Folklorist Andy Lechter, in his "Folklore" journal article "The Scouring of the Shire: Fairies, Trolls, and Pixies in Eco-Protest Culture" (October 2001), describes ecological protests involving fairies that are very similar to the current controversy in Iceland. "Fairies have inspired a counter-cultural movement. The 1990s in Britain were marked by large and dramatic public protests against a government-sponsored programme of road building, and ... opencast quarrying," Lechter writes.
"A distinctive protest culture flourished in response to this, combining the politics of direct action and an anarcho-travelling lifestyle, with a definite neo-pagan sensibility. This culture adopted an important fairy mythology which placed protesters within an almost fairytalelike struggle between the benevolent forces of nature and a tyrannical and destructive humanity."
Lechter notes, "In this animistic view, the natural world ... is threatened by human encroachment. Protesters see themselves as aided by, or aiding, these nature spirits. Here, the forces of nature, which include fairies, are regarded as benign, as opposed to humanity, which is seen as malign, corrupt, and divorced from nature." (Science Fact or Fantasy? 20 Imaginary Worlds)
The evoking of fairies and elves in the struggle to preserve natural areas not only captures the public's romantic imaginations but also taps into deep pre-existing social and cultural concerns about environmentalism. The theme of threatening new changes and the idea that modern ways disrupt the natural order of things are universal, and appear explicitly in many classic literary works. Perhaps the most famous is J.R.R. Tolkien's "Lord of the Rings" saga, in which the idyllic Hobbit homeland, the Shire, is threatened by dirty, polluting industrialization at the hand of evil wizard Saruman. The overcoming of peace and nature over-threatening change is a key theme in Tolkien's books, and conveys a powerful message of environmentalism.

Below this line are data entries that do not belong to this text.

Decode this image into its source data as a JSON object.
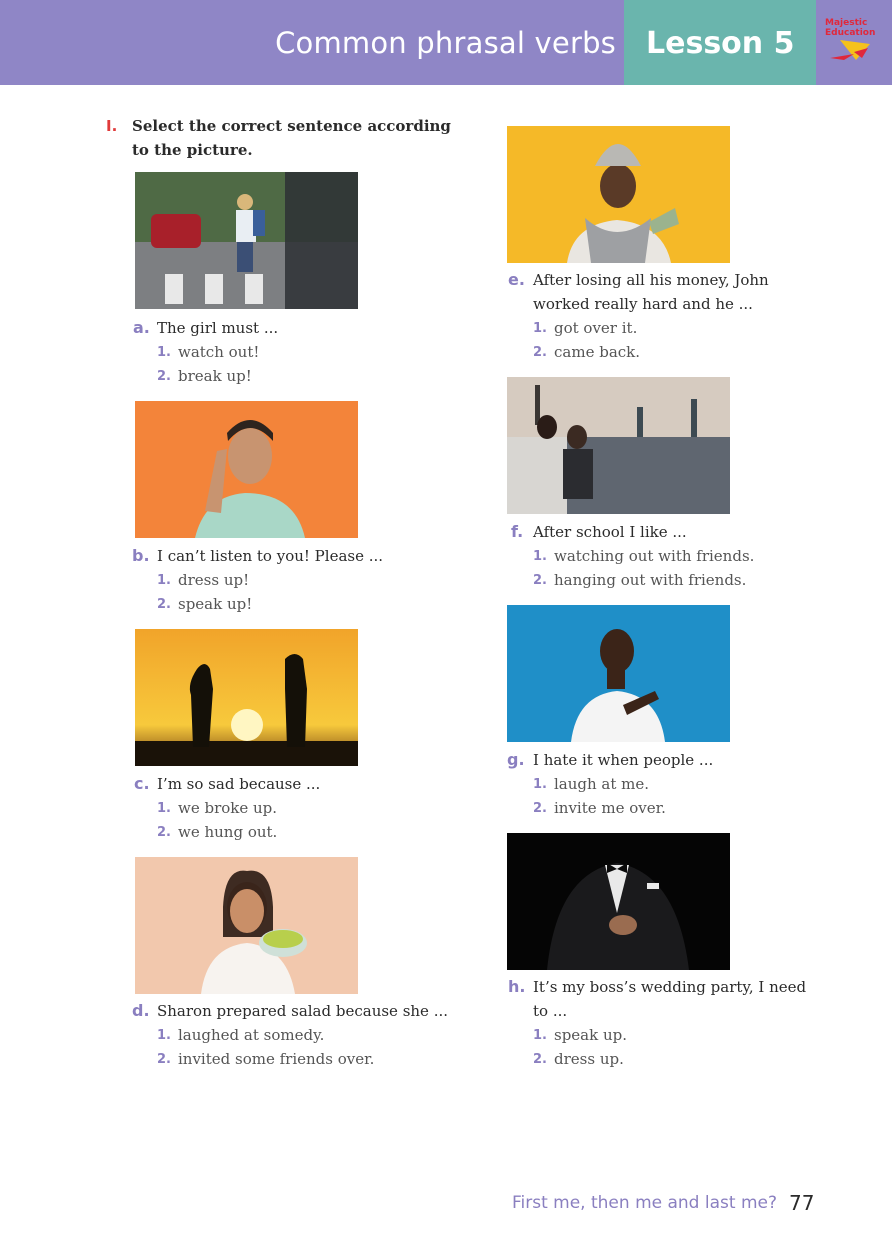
{
  "header": {
    "title": "Common phrasal verbs",
    "lesson": "Lesson 5",
    "logo_line1": "Majestic",
    "logo_line2": "Education"
  },
  "exercise": {
    "number": "I.",
    "instruction": "Select the correct sentence according to the picture."
  },
  "questions": [
    {
      "letter": "a.",
      "text": [
        "The girl must ..."
      ],
      "options": [
        {
          "num": "1.",
          "text": "watch out!"
        },
        {
          "num": "2.",
          "text": "break up!"
        }
      ]
    },
    {
      "letter": "b.",
      "text": [
        "I can’t listen to you! Please ..."
      ],
      "options": [
        {
          "num": "1.",
          "text": "dress up!"
        },
        {
          "num": "2.",
          "text": "speak up!"
        }
      ]
    },
    {
      "letter": "c.",
      "text": [
        "I’m so sad because ..."
      ],
      "options": [
        {
          "num": "1.",
          "text": "we broke up."
        },
        {
          "num": "2.",
          "text": "we hung out."
        }
      ]
    },
    {
      "letter": "d.",
      "text": [
        "Sharon prepared salad because she ..."
      ],
      "options": [
        {
          "num": "1.",
          "text": "laughed at somedy."
        },
        {
          "num": "2.",
          "text": "invited some friends over."
        }
      ]
    },
    {
      "letter": "e.",
      "text": [
        "After losing all his money, John",
        "worked really hard and he ..."
      ],
      "options": [
        {
          "num": "1.",
          "text": "got over it."
        },
        {
          "num": "2.",
          "text": "came back."
        }
      ]
    },
    {
      "letter": "f.",
      "text": [
        "After school I like ..."
      ],
      "options": [
        {
          "num": "1.",
          "text": "watching out with friends."
        },
        {
          "num": "2.",
          "text": "hanging out with friends."
        }
      ]
    },
    {
      "letter": "g.",
      "text": [
        "I hate it when people ..."
      ],
      "options": [
        {
          "num": "1.",
          "text": "laugh at me."
        },
        {
          "num": "2.",
          "text": "invite me over."
        }
      ]
    },
    {
      "letter": "h.",
      "text": [
        "It’s my boss’s wedding party, I need",
        "to ..."
      ],
      "options": [
        {
          "num": "1.",
          "text": "speak up."
        },
        {
          "num": "2.",
          "text": "dress up."
        }
      ]
    }
  ],
  "footer": {
    "text": "First me, then me and last me?",
    "page_number": "77"
  },
  "colors": {
    "header_band": "#8f86c6",
    "lesson_block": "#6ab5ad",
    "accent_letters": "#8a7fc0",
    "exercise_number": "#e03a3a"
  }
}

It's easy to exaggerate the conflict and to caricaturize the protesters as crazy, lava-hugging environmentalists who are willing to be arrested to stop an imaginary elf village from being bulldozed. But disturbing the fairies is only one of several reasons offered by the protesters for why the road construction should stop; many challenge the legality of the road (the lava fields were officially protected in 2009, and may or may not remain so today), whileothers lament the impending destruction of a culturally significant local landmark (with or without resident elves).
Some Icelanders truly believe in elves, and many do not. Some of the eco-protesters in Great Britain, Iceland and Scandinavia are genuinely concerned about disrupting fairy villages, and some aren't. To most of them, it doesn't really matter; the important point is that the world's attention is drawn to what they see as an illegal and immoral destruction of pristine land.
Whether the road through the lava rocks will be completed remains to be seen, but if the protesters and elves can't resolve the situation, the legal system surely will.